More for the system. Loops need good evals. Skill files need maintenance. Invisible orchestration needs routing logic, fallback handling, cost controls. The complexity doesn't disappear though, it migrates from the operator's lap to the tool's internals, where it belongs. How much control do you have/do you want in this great power/great responsibility world however? We love to tweak our environments, processes, stack, languages etc.. Now you’re into the harness-customization game.
The arc is clear:
We started with coding → autocomplete, then chat-based code generation. Cursor and Claude Code own this.
We moved to designing-and-coding → the operator architects, the agent implements. Claude Code Teams, Cursor Agents.
The golden zone is planning-designing-architecting-coding-testing → the operator specifies intent and acceptance criteria, the system handles everything else.
Can one person stand in for a team of ten? Are we willing and able to let go of the the current model?

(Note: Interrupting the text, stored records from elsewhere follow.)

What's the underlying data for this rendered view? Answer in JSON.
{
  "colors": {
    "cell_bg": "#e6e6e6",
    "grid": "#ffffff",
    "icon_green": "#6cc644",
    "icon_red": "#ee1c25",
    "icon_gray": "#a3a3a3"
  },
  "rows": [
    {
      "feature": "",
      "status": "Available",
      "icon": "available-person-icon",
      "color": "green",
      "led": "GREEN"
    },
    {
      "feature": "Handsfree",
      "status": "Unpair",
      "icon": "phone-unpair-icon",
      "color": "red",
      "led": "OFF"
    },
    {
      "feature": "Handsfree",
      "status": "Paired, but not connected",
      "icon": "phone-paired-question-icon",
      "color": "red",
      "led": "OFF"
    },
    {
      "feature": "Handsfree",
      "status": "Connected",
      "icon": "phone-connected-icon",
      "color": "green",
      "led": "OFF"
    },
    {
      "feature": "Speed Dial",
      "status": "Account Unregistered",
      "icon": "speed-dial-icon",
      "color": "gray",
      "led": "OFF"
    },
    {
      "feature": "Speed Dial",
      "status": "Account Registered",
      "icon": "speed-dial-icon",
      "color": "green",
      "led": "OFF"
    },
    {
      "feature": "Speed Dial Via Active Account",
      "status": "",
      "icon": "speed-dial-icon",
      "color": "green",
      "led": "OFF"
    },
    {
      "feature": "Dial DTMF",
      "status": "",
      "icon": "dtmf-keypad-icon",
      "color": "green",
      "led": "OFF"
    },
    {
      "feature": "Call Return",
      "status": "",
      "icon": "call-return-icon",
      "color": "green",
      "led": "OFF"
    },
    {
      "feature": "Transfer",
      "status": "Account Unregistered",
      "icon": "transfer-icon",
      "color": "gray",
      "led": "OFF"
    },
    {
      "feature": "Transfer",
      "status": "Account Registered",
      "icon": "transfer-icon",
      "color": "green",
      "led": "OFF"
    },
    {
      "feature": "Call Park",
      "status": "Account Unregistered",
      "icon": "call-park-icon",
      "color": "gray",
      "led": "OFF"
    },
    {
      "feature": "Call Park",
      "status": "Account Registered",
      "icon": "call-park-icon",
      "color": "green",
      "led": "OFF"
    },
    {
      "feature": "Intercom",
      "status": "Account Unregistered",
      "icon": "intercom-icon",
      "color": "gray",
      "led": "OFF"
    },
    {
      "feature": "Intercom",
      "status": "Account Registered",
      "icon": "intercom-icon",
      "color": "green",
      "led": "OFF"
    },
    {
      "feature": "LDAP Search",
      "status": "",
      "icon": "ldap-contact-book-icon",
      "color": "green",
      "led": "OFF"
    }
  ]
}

If you’ve used Lovable, it feels pretty awesome when you get started. Chat to an agent, it builds as you go, you put credits into the machine and out comes working code. Deploy it to their cloud, hook up some DNS and boom (this took me under an hour https://agentstomp.ai/). As complexity gets to enterprise grade, it becomes not worth the energy and time spent to agent-splain complex business requirements, multi-tenant SaaS needs, Permissions systems or items requiring complex architecture. This is where the harness-engineering approach has to shine. Its slower to get started, but as you embrace complexity, throwing a team of specialists at hard problems has to deliver the goods.
Next month there will be another leap forward, the question is, can we get to the “Golden Zone” of quick to build, token efficient complete working systems, or do we not get to have our cake and eat it too?